Biographical details
- Born: September 26, 1926 Los Angeles, California, U.S.
- Died: December 11, 2022 (aged 96) Los Angeles, California, U.S.
- Education: Los Angeles CC

Coaching career (HC unless noted)
- 1960–1978: Crescenta Valley HS
- 1978–1979: Glendale CC
- 1979–1980: Loyola Marymount (assistant)
- 1980–1985: Loyola Marymount
- 1992: UNLV (assistant)

Head coaching record
- Overall: 44–92

= Ed Goorjian =

American basketball coach (1926–2022)

Edward Goorjian (September 26, 1926 – December 11, 2022) was an American college basketball coach. He served as the head coach of the Loyola Marymount Lions men's team from 1980 to 1985.

==Early life==
Goorjian was born in Los Angeles, California, on September 26, 1926 to Armenian parents who had survived the Armenian genocide. He played basketball as a guard at Los Angeles High School and was selected to the All-Los Angeles City High School Third Team by the Helms Athletic Foundation in 1945. He played college basketball for Los Angeles City College.

==Coaching career==
Goorjian became the inaugural head coach of the boys' basketball team at Crescenta Valley High School in 1960. He served as coach for eighteen seasons and won seven league championships.
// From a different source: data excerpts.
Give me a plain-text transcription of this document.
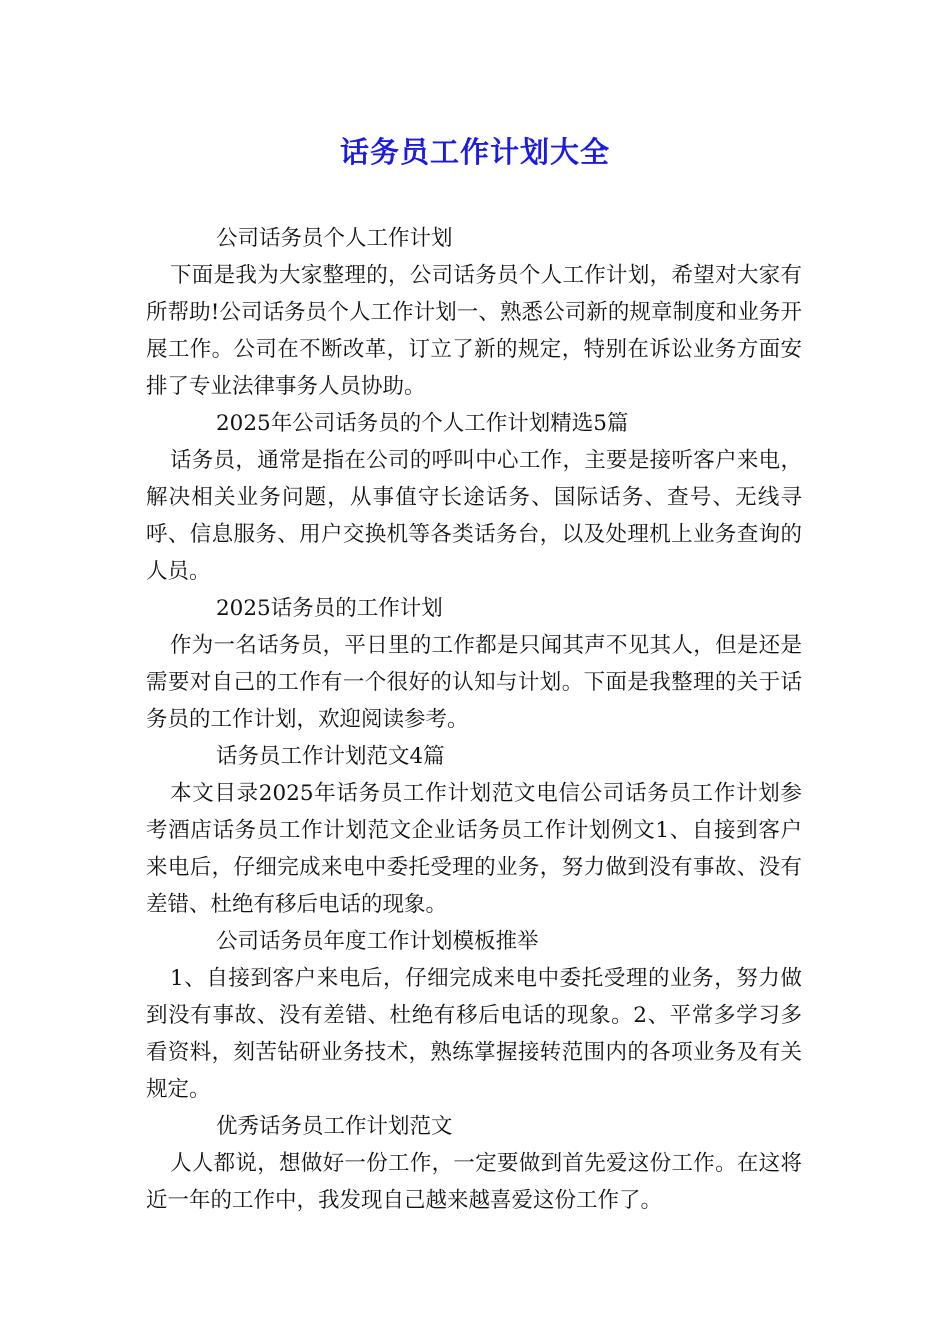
话务员工作计划大全

公司话务员个人工作计划

下面是我为大家整理的，公司话务员个人工作计划，希望对大家有所帮助!公司话务员个人工作计划一、熟悉公司新的规章制度和业务开展工作。公司在不断改革，订立了新的规定，特别在诉讼业务方面安排了专业法律事务人员协助。

2025年公司话务员的个人工作计划精选5篇

话务员，通常是指在公司的呼叫中心工作，主要是接听客户来电，解决相关业务问题，从事值守长途话务、国际话务、查号、无线寻呼、信息服务、用户交换机等各类话务台，以及处理机上业务查询的人员。

2025话务员的工作计划

作为一名话务员，平日里的工作都是只闻其声不见其人，但是还是需要对自己的工作有一个很好的认知与计划。下面是我整理的关于话务员的工作计划，欢迎阅读参考。

话务员工作计划范文4篇

本文目录2025年话务员工作计划范文电信公司话务员工作计划参考酒店话务员工作计划范文企业话务员工作计划例文1、自接到客户来电后，仔细完成来电中委托受理的业务，努力做到没有事故、没有差错、杜绝有移后电话的现象。

公司话务员年度工作计划模板推举

1、自接到客户来电后，仔细完成来电中委托受理的业务，努力做到没有事故、没有差错、杜绝有移后电话的现象。2、平常多学习多看资料，刻苦钻研业务技术，熟练掌握接转范围内的各项业务及有关规定。

优秀话务员工作计划范文

人人都说，想做好一份工作，一定要做到首先爱这份工作。在这将近一年的工作中，我发现自己越来越喜爱这份工作了。
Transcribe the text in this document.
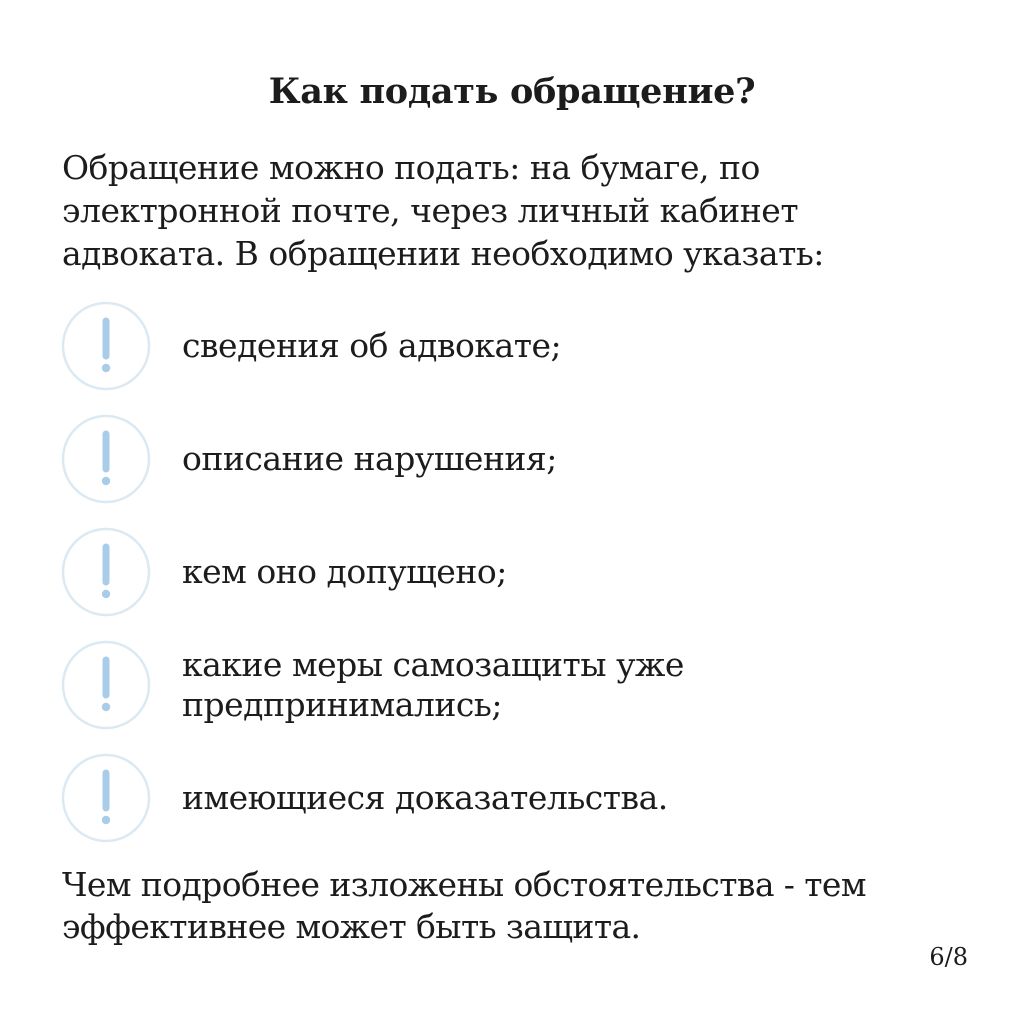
Как подать обращение?
Обращение можно подать: на бумаге, по
электронной почте, через личный кабинет
адвоката. В обращении необходимо указать:
сведения об адвокате;
описание нарушения;
кем оно допущено;
какие меры самозащиты уже
предпринимались;
имеющиеся доказательства.
Чем подробнее изложены обстоятельства - тем
эффективнее может быть защита.
6/8
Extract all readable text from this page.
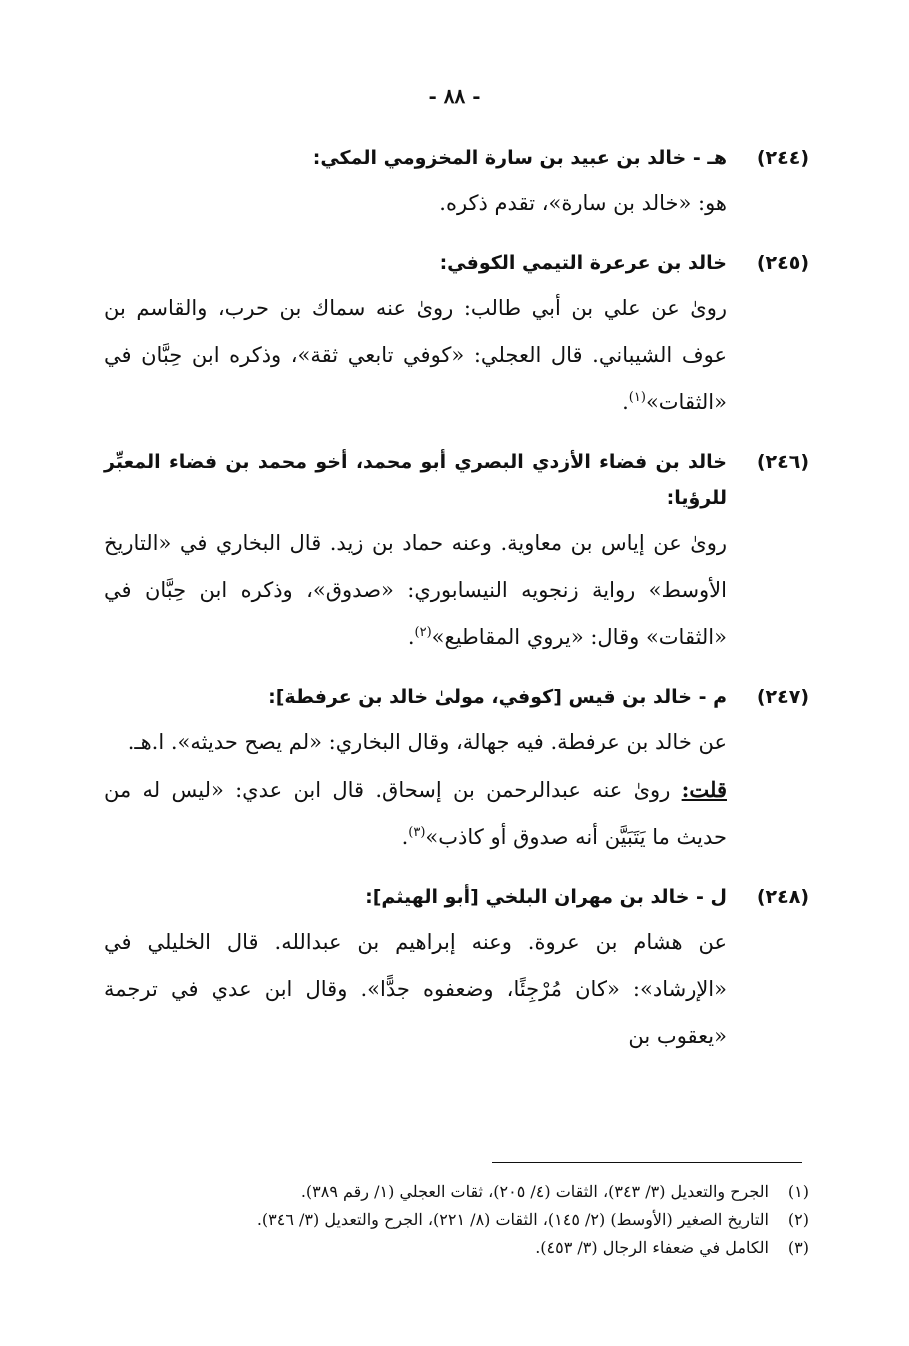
- ٨٨ -
(٢٤٤)
هـ - خالد بن عبيد بن سارة المخزومي المكي:

هو: «خالد بن سارة»، تقدم ذكره.

(٢٤٥)
خالد بن عرعرة التيمي الكوفي:

روىٰ عن علي بن أبي طالب: روىٰ عنه سماك بن حرب، والقاسم بن عوف الشيباني. قال العجلي: «كوفي تابعي ثقة»، وذكره ابن حِبَّان في «الثقات»$^{(١)}$.

(٢٤٦)
خالد بن فضاء الأزدي البصري أبو محمد، أخو محمد بن فضاء المعبِّر للرؤيا:

روىٰ عن إياس بن معاوية. وعنه حماد بن زيد. قال البخاري في «التاريخ الأوسط» رواية زنجويه النيسابوري: «صدوق»، وذكره ابن حِبَّان في «الثقات» وقال: «يروي المقاطيع»$^{(٢)}$.

(٢٤٧)
م - خالد بن قيس [كوفي، مولىٰ خالد بن عرفطة]:

عن خالد بن عرفطة. فيه جهالة، وقال البخاري: «لم يصح حديثه». ا.هـ.

قلت: روىٰ عنه عبدالرحمن بن إسحاق. قال ابن عدي: «ليس له من حديث ما يَتَبَيَّن أنه صدوق أو كاذب»$^{(٣)}$.

(٢٤٨)
ل - خالد بن مهران البلخي [أبو الهيثم]:

عن هشام بن عروة. وعنه إبراهيم بن عبدالله. قال الخليلي في «الإرشاد»: «كان مُرْجِئًا، وضعفوه جدًّا». وقال ابن عدي في ترجمة «يعقوب بن

(١)
الجرح والتعديل (٣/ ٣٤٣)، الثقات (٤/ ٢٠٥)، ثقات العجلي (١/ رقم ٣٨٩).
(٢)
التاريخ الصغير (الأوسط) (٢/ ١٤٥)، الثقات (٨/ ٢٢١)، الجرح والتعديل (٣/ ٣٤٦).
(٣)
الكامل في ضعفاء الرجال (٣/ ٤٥٣).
Goorjian accumulated a 328–103 record from 1962 to 1978. His three sons – Brian, Kevin and Greg – played for him on the team. His 1970–71 team that accumulated a 29–1 record is considered the greatest basketball team in the school's history and was inducted into the Crescenta Valley Hall of Fame in 2013.

Goorjian left Crescenta Valley to coach at Glendale Community College for one season. He served as an assistant coach for the Loyola Marymount Lions during the 1979–80 season before he was appointed head coach in 1980. He coached his son Greg on the team during the 1982–83 season when he transferred from the UNLV Runnin' Rebels. Goorjian's teams struggled and he was dismissed as the Lions' head coach in 1985.

Goorjian served as an assistant coach for George McQuarn with the Cal State Fullerton Titans and was then hired by the Saudi Arabian royal family to coach the country's top club team. He served as an assistant coach for the UNLV Runnin' Rebels in 1992. Goorjian retired from coaching in 1993.

Goorjian was inducted into the CIF Southern Section Hall of Fame in 2015.

==Death==
Goorjian died in Los Angeles on December 11, 2022, at the age of 96.